Der zuletzt kriselnde belgische Meister kommt hingegen auch unter dem neuen Trainer Hannes Wolf nicht in die Gänge. Sechs Pflichtspiele sind die "Schlümpfe", so der Spitzname, nun bereits sieglos, von den vergangenen zwölf Partien wurden nur zwei gewonnen und in der Champions League gab es überhaupt noch keinen Sieg. Ganz anders die Salzburger: Die streiften nach dem 6:2 im Hinspiel und dem 1:1 gegen Neapel die nächsten Punkte ein. Dabei spielte das Team von Trainer Jesse Marsch in der ersten Hälfte gar nicht so stark wie gewohnt, im letzten Drittel war man manchmal zu ungenau, fast schon schlampig.
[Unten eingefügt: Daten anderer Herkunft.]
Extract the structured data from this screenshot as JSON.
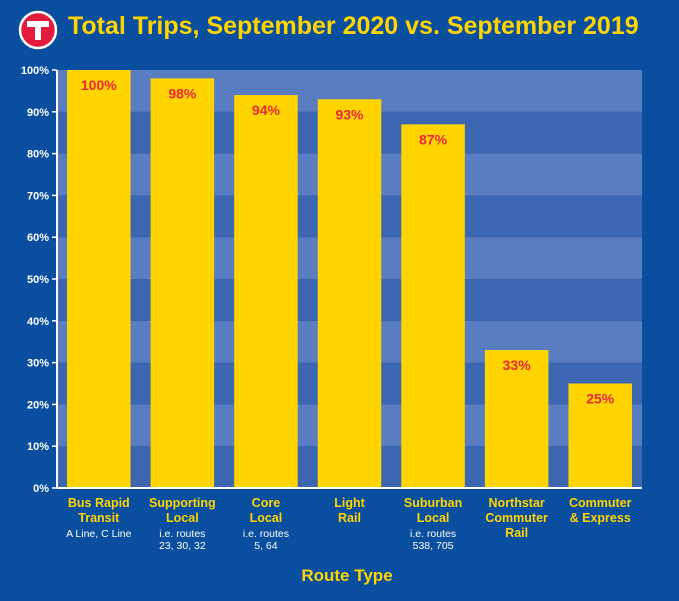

Dennoch gab es Torchancen: Jerome Onguene prüfte bereits in der zweiten Minute Genk-Keeper Gaetan Couke. In der zehnten Minute rutschte Patson Daka nach einem guten Zuspiel von Takumi Minamino am Ball vorbei und auch in der 35. Minute war es Daka, der einen Assist von Hee-Chan Hwang mit der Ferse völlig unbedrängt aus sechs, sieben Metern nicht im Tor unterbringen konnte.
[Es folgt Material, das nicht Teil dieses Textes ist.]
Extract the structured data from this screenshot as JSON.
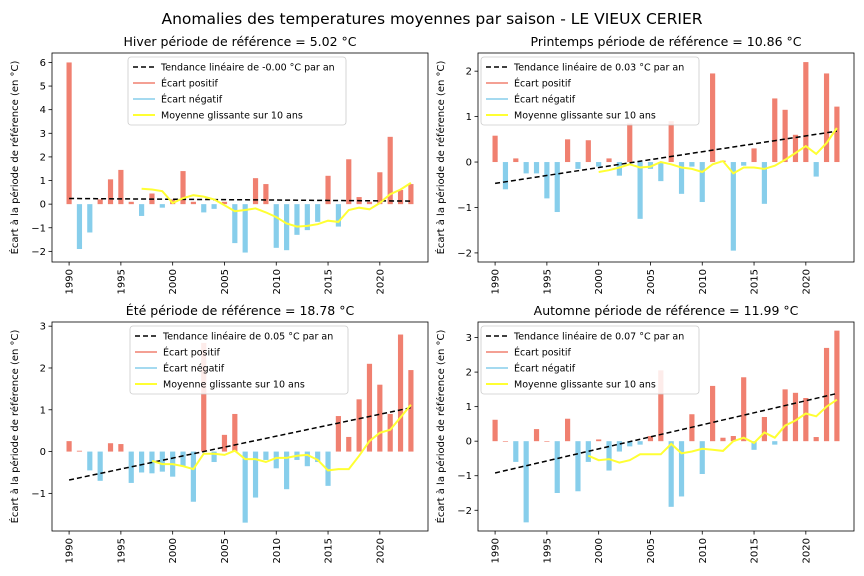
{
  "suptitle": "Anomalies des temperatures moyennes par saison - LE VIEUX CERIER",
  "colors": {
    "positive": "#f08070",
    "negative": "#87ceeb",
    "trend": "#000000",
    "moving_avg": "#ffff33"
  },
  "chart_data": [
    {
      "type": "bar",
      "title": "Hiver période de référence = 5.02 °C",
      "ylabel": "Écart à la période de référence (en °C)",
      "xlabel": "",
      "x": [
        1990,
        1991,
        1992,
        1993,
        1994,
        1995,
        1996,
        1997,
        1998,
        1999,
        2000,
        2001,
        2002,
        2003,
        2004,
        2005,
        2006,
        2007,
        2008,
        2009,
        2010,
        2011,
        2012,
        2013,
        2014,
        2015,
        2016,
        2017,
        2018,
        2019,
        2020,
        2021,
        2022,
        2023
      ],
      "values": [
        6.0,
        -1.9,
        -1.2,
        0.2,
        1.05,
        1.45,
        0.1,
        -0.5,
        0.45,
        -0.15,
        0.2,
        1.4,
        0.1,
        -0.35,
        -0.2,
        0.1,
        -1.65,
        -2.05,
        1.1,
        0.85,
        -1.85,
        -1.95,
        -1.3,
        -1.1,
        -0.75,
        1.2,
        -0.95,
        1.9,
        0.3,
        0.1,
        1.35,
        2.85,
        0.6,
        0.85
      ],
      "moving_avg": [
        null,
        null,
        null,
        null,
        null,
        null,
        null,
        0.65,
        0.62,
        0.55,
        0.05,
        0.25,
        0.38,
        0.32,
        0.2,
        -0.05,
        -0.3,
        -0.25,
        -0.18,
        -0.35,
        -0.55,
        -0.82,
        -0.95,
        -0.92,
        -0.85,
        -0.7,
        -0.75,
        -0.25,
        -0.15,
        -0.22,
        0.05,
        0.42,
        0.62,
        0.9
      ],
      "trend": {
        "start": 0.24,
        "end": 0.13
      },
      "xticks": [
        "1990",
        "1995",
        "2000",
        "2005",
        "2010",
        "2015",
        "2020"
      ],
      "yticks": [
        "−2",
        "−1",
        "0",
        "1",
        "2",
        "3",
        "4",
        "5",
        "6"
      ],
      "ytick_values": [
        -2,
        -1,
        0,
        1,
        2,
        3,
        4,
        5,
        6
      ],
      "ylim": [
        -2.45,
        6.4
      ],
      "legend": [
        "Tendance linéaire de -0.00 °C par an",
        "Écart positif",
        "Écart négatif",
        "Moyenne glissante sur 10 ans"
      ],
      "legend_position": "top-center"
    },
    {
      "type": "bar",
      "title": "Printemps période de référence = 10.86 °C",
      "ylabel": "Écart à la période de référence (en °C)",
      "xlabel": "",
      "x": [
        1990,
        1991,
        1992,
        1993,
        1994,
        1995,
        1996,
        1997,
        1998,
        1999,
        2000,
        2001,
        2002,
        2003,
        2004,
        2005,
        2006,
        2007,
        2008,
        2009,
        2010,
        2011,
        2012,
        2013,
        2014,
        2015,
        2016,
        2017,
        2018,
        2019,
        2020,
        2021,
        2022,
        2023
      ],
      "values": [
        0.58,
        -0.6,
        0.08,
        -0.25,
        -0.25,
        -0.8,
        -1.1,
        0.5,
        -0.15,
        0.48,
        -0.1,
        0.08,
        -0.3,
        0.85,
        -1.25,
        -0.15,
        -0.42,
        0.9,
        -0.7,
        -0.1,
        -0.88,
        1.95,
        0.03,
        -1.95,
        -0.08,
        0.3,
        -0.92,
        1.4,
        1.15,
        0.6,
        2.2,
        -0.32,
        1.95,
        1.22
      ],
      "moving_avg": [
        null,
        null,
        null,
        null,
        null,
        null,
        null,
        null,
        null,
        null,
        -0.22,
        -0.18,
        -0.12,
        -0.05,
        -0.12,
        -0.1,
        0.0,
        -0.05,
        -0.12,
        -0.15,
        -0.22,
        -0.05,
        0.02,
        -0.25,
        -0.12,
        -0.12,
        -0.15,
        -0.08,
        0.05,
        0.2,
        0.35,
        0.18,
        0.42,
        0.75
      ],
      "trend": {
        "start": -0.47,
        "end": 0.68
      },
      "xticks": [
        "1990",
        "1995",
        "2000",
        "2005",
        "2010",
        "2015",
        "2020"
      ],
      "yticks": [
        "−2",
        "−1",
        "0",
        "1",
        "2"
      ],
      "ytick_values": [
        -2,
        -1,
        0,
        1,
        2
      ],
      "ylim": [
        -2.2,
        2.4
      ],
      "legend": [
        "Tendance linéaire de 0.03 °C par an",
        "Écart positif",
        "Écart négatif",
        "Moyenne glissante sur 10 ans"
      ],
      "legend_position": "top-left"
    },
    {
      "type": "bar",
      "title": "Été période de référence = 18.78 °C",
      "ylabel": "Écart à la période de référence (en °C)",
      "xlabel": "",
      "x": [
        1990,
        1991,
        1992,
        1993,
        1994,
        1995,
        1996,
        1997,
        1998,
        1999,
        2000,
        2001,
        2002,
        2003,
        2004,
        2005,
        2006,
        2007,
        2008,
        2009,
        2010,
        2011,
        2012,
        2013,
        2014,
        2015,
        2016,
        2017,
        2018,
        2019,
        2020,
        2021,
        2022,
        2023
      ],
      "values": [
        0.25,
        0.02,
        -0.45,
        -0.7,
        0.2,
        0.18,
        -0.75,
        -0.5,
        -0.52,
        -0.48,
        -0.6,
        -0.35,
        -1.2,
        2.6,
        -0.25,
        0.4,
        0.9,
        -1.7,
        -1.1,
        -0.2,
        -0.4,
        -0.9,
        -0.2,
        -0.35,
        -0.25,
        -0.82,
        0.85,
        0.35,
        1.25,
        2.1,
        1.6,
        0.9,
        2.8,
        1.95
      ],
      "moving_avg": [
        null,
        null,
        null,
        null,
        null,
        null,
        null,
        null,
        -0.22,
        -0.3,
        -0.3,
        -0.35,
        -0.42,
        -0.05,
        -0.05,
        -0.08,
        0.02,
        -0.18,
        -0.18,
        -0.25,
        -0.15,
        -0.15,
        -0.1,
        -0.08,
        -0.2,
        -0.45,
        -0.42,
        -0.42,
        -0.1,
        0.25,
        0.45,
        0.52,
        0.82,
        1.12
      ],
      "trend": {
        "start": -0.68,
        "end": 1.05
      },
      "xticks": [
        "1990",
        "1995",
        "2000",
        "2005",
        "2010",
        "2015",
        "2020"
      ],
      "yticks": [
        "−1",
        "0",
        "1",
        "2",
        "3"
      ],
      "ytick_values": [
        -1,
        0,
        1,
        2,
        3
      ],
      "ylim": [
        -1.9,
        3.1
      ],
      "legend": [
        "Tendance linéaire de 0.05 °C par an",
        "Écart positif",
        "Écart négatif",
        "Moyenne glissante sur 10 ans"
      ],
      "legend_position": "top-center"
    },
    {
      "type": "bar",
      "title": "Automne période de référence = 11.99 °C",
      "ylabel": "Écart à la période de référence (en °C)",
      "xlabel": "",
      "x": [
        1990,
        1991,
        1992,
        1993,
        1994,
        1995,
        1996,
        1997,
        1998,
        1999,
        2000,
        2001,
        2002,
        2003,
        2004,
        2005,
        2006,
        2007,
        2008,
        2009,
        2010,
        2011,
        2012,
        2013,
        2014,
        2015,
        2016,
        2017,
        2018,
        2019,
        2020,
        2021,
        2022,
        2023
      ],
      "values": [
        0.62,
        0.0,
        -0.6,
        -2.35,
        0.35,
        0.0,
        -1.5,
        0.65,
        -1.45,
        -0.6,
        0.05,
        -0.85,
        -0.3,
        -0.15,
        -0.1,
        0.15,
        2.05,
        -1.9,
        -1.6,
        0.78,
        -0.95,
        1.6,
        0.1,
        0.15,
        1.85,
        -0.25,
        0.7,
        -0.1,
        1.5,
        1.4,
        1.25,
        0.12,
        2.7,
        3.2
      ],
      "moving_avg": [
        null,
        null,
        null,
        null,
        null,
        null,
        null,
        null,
        null,
        -0.42,
        -0.55,
        -0.52,
        -0.62,
        -0.55,
        -0.38,
        -0.38,
        -0.38,
        -0.08,
        -0.35,
        -0.3,
        -0.22,
        -0.25,
        -0.28,
        0.0,
        0.1,
        -0.05,
        0.25,
        0.1,
        0.45,
        0.6,
        0.8,
        0.72,
        1.0,
        1.2
      ],
      "trend": {
        "start": -0.92,
        "end": 1.38
      },
      "xticks": [
        "1990",
        "1995",
        "2000",
        "2005",
        "2010",
        "2015",
        "2020"
      ],
      "yticks": [
        "−2",
        "−1",
        "0",
        "1",
        "2",
        "3"
      ],
      "ytick_values": [
        -2,
        -1,
        0,
        1,
        2,
        3
      ],
      "ylim": [
        -2.6,
        3.45
      ],
      "legend": [
        "Tendance linéaire de 0.07 °C par an",
        "Écart positif",
        "Écart négatif",
        "Moyenne glissante sur 10 ans"
      ],
      "legend_position": "top-left"
    }
  ]
}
14 Saisontreffer hat der Stürmer aus Sambia schon auf dem Konto, ein Champions-League-Tor fehlte Daka bis dahin aber noch. Diesen Schönheitsfehler besserte er ein für alle mal in der 43. Minute aus: Dominik Szoboszlai donnerte einen Freistoß in die Mauer, den Nachschuss in Richtung Tor. Coucke konnte den Ball nicht festhalten, Daka reagierte am schnellsten und traf zum 1:0. Keine 100 Sekunden später erhöhte Takumi Minamino kurz vor dem Pausenpfiff mit einem satten Schuss ins lange Eck auf 2:0. Zwischendurch hatte sich Bullen-Schlussmann Carlos Coronel bei einem Samatta-Schuss mit einer guten Parade ausgezeichnet.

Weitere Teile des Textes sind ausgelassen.